What Larry Summers Really Said
William Saletan has a very interesting piece in Slate entitled, “The Girls of Summers – What Harvard’s president and his critics got wrong.” It seems–shockingly–that the press accounts of Summers’ remarks on women in the sciences are at wide variance with what the transcript shows he actually said. The piece defies excerpting (it’s a laundry list rather than an essay) but a couple examples will give you the general idea:
2. He questioned the rationality of work expectations that discriminate against women. Earlier accounts suggested that when Summers cited very long work hours as a standard women were less likely to accept, he was justifying that standard and its discriminatory result. The transcript shows him making the opposite point: “Is our society right to expect that level of effort from people who hold the most prominent jobs? Is our society right to have familial arrangements in which women are asked to make that choice and asked more to make that choice than men?” He worried about employers’ defiance of “legitimate family desires” and suggested that they offer “different compensation packages that will attract the people who would otherwise have enormous difficulty with child care,” as well as “extending tenure clocks” and considering other “family benefits.”

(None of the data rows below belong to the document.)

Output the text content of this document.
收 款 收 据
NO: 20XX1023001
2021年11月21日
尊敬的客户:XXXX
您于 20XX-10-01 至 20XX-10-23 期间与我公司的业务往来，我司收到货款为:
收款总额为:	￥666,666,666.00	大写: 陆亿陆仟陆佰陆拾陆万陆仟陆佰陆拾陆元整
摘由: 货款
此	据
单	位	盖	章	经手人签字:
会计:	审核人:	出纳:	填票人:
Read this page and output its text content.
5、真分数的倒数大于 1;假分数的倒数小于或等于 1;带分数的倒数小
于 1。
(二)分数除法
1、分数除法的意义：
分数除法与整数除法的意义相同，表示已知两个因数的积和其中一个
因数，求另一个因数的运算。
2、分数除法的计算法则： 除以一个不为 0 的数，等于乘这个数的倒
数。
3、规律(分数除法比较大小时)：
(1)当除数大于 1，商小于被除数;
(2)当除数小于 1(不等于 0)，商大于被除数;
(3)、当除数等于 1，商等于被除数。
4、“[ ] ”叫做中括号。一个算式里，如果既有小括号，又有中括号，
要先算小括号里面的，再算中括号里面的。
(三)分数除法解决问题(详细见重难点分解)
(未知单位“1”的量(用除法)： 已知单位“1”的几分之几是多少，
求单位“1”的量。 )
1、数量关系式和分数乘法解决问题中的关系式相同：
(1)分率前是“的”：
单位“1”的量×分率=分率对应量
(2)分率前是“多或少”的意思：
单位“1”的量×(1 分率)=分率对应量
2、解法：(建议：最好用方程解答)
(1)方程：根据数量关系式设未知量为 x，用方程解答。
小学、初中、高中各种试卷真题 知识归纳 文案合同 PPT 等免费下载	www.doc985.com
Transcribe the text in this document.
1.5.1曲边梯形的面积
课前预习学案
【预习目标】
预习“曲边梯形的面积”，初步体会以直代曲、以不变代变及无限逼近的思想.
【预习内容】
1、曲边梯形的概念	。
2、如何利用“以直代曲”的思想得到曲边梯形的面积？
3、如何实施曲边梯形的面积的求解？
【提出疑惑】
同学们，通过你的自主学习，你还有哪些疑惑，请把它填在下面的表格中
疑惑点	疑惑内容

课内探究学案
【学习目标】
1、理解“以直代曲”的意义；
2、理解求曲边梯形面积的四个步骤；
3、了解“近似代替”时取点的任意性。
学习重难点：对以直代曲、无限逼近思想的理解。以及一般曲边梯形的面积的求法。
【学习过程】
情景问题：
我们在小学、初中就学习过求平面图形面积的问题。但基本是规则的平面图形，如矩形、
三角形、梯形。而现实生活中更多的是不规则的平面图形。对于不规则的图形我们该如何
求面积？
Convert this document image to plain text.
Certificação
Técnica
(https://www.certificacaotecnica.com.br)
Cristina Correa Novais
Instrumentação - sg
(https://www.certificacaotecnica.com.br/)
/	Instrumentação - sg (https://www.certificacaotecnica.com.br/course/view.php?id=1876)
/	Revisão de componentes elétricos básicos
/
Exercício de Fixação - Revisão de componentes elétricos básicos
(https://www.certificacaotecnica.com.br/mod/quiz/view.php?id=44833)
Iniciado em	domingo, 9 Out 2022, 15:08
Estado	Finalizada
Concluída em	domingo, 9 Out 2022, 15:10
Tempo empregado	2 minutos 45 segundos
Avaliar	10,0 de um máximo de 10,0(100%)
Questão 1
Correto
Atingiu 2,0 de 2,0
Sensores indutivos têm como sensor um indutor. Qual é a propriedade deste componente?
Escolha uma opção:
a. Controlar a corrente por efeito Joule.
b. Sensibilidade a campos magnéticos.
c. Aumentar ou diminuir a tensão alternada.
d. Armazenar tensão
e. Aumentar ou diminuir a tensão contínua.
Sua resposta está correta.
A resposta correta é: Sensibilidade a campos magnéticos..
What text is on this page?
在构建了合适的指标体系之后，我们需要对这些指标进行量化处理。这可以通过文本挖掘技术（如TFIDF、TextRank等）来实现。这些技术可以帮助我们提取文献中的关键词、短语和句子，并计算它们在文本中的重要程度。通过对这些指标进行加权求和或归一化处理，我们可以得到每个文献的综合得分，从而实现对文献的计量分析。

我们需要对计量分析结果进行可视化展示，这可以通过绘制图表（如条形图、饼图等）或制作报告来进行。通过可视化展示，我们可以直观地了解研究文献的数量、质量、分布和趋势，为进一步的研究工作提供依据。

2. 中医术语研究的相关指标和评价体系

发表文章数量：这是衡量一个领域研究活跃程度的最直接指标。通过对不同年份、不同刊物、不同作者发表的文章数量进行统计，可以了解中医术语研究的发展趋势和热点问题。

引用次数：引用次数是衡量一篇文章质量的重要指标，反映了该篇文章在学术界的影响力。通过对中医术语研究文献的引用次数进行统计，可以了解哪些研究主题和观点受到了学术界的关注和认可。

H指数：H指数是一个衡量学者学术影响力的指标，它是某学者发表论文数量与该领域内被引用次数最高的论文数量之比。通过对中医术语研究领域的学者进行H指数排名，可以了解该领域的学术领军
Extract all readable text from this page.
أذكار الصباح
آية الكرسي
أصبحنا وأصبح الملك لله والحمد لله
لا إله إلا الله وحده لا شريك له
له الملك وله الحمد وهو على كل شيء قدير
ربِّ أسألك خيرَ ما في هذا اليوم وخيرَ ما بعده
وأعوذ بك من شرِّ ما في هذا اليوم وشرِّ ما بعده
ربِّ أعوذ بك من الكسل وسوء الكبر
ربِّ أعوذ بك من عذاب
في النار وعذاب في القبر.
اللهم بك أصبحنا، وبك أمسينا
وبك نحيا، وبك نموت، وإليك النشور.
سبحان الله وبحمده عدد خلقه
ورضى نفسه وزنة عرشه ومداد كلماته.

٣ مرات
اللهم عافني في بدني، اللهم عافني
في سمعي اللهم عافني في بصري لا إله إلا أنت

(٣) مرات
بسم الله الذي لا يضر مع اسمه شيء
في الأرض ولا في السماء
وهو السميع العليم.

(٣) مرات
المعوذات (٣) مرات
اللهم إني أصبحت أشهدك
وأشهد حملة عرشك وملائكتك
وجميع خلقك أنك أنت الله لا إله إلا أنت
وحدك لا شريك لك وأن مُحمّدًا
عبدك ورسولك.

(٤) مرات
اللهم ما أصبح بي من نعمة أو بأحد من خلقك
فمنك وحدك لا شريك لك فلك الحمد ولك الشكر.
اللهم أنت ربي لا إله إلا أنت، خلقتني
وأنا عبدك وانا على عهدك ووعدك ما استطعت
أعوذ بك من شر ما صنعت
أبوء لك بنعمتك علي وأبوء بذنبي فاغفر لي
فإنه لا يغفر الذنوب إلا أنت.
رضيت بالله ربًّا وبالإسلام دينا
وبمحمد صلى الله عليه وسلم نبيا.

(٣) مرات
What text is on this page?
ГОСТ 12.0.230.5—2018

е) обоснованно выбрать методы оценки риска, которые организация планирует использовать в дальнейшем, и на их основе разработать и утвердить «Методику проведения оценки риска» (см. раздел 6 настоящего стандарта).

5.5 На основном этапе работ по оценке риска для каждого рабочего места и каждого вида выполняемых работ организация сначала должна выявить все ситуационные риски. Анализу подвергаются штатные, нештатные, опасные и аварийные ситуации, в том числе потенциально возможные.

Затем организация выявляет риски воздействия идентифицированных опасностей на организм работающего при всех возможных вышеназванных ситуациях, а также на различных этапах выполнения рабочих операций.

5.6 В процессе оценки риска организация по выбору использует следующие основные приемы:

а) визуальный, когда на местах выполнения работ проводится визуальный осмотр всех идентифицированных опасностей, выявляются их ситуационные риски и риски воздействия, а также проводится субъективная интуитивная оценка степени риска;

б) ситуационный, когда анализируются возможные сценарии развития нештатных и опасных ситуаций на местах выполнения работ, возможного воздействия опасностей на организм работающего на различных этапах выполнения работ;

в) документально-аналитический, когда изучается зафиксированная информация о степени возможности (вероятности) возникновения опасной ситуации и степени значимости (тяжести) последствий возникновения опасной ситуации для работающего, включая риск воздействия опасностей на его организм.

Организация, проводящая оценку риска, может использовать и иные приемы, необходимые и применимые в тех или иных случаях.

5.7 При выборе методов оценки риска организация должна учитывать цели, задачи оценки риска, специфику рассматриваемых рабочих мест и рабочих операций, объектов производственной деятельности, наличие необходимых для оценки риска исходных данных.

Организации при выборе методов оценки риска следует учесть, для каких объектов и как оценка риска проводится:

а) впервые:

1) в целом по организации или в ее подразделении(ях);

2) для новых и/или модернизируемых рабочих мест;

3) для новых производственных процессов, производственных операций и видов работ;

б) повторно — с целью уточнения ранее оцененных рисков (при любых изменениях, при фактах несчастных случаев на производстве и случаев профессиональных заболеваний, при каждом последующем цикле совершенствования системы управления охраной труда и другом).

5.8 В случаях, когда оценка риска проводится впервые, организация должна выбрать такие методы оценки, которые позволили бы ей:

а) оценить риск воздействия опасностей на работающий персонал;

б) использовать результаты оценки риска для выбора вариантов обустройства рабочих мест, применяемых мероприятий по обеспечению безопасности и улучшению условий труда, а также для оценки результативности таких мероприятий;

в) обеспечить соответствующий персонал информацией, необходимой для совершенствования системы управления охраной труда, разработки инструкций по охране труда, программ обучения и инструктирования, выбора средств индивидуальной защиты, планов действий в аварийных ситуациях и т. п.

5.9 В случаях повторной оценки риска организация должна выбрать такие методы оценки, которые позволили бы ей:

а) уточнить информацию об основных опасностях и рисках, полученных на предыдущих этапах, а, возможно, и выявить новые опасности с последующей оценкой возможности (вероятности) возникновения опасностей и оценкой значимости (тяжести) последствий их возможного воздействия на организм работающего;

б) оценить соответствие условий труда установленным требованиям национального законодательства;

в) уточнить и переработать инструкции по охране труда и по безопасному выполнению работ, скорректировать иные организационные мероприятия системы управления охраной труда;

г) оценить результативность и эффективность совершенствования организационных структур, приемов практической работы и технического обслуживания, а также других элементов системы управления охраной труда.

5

4. When he spoke of differences between male and female test scores, he was confining his analysis to a tiny subset. “If one is talking about physicists at a top 25 research university,” he argued, the population in question was “in the one-in-5,000, one-in-10,000 class. Even small differences in the standard deviation will translate into very large differences in the available pool.” Summers explicitly said he wasn’t talking about a difference in average scores.
After reading the entire article, it’s clear that the reporters who covered the scandal 1) are insufficiently trained in basic statistics to understand an even slightly nuanced debate, 2) heard what they wanted to hear–a controversy that would sell papers, or 3) both.
I would note that much of this was true, for example, of the hubbub over Murray and Hernstein’s The Bell Curve. Both Summers’ arguments and those in that book had genuine flaws that were exposed once experts weighed in. But neither were the off-the-cuff nonsense that they were portaryed as being in the mainstream press.
First, the transcript shows that Summers did not say what his harshest critics claim he said. Second, Summers appears to be correct, as far as current research goes in a murky area. Third, the harshest critics of Summers are now digging in (and now must argue against a hypothetical fact that never happened).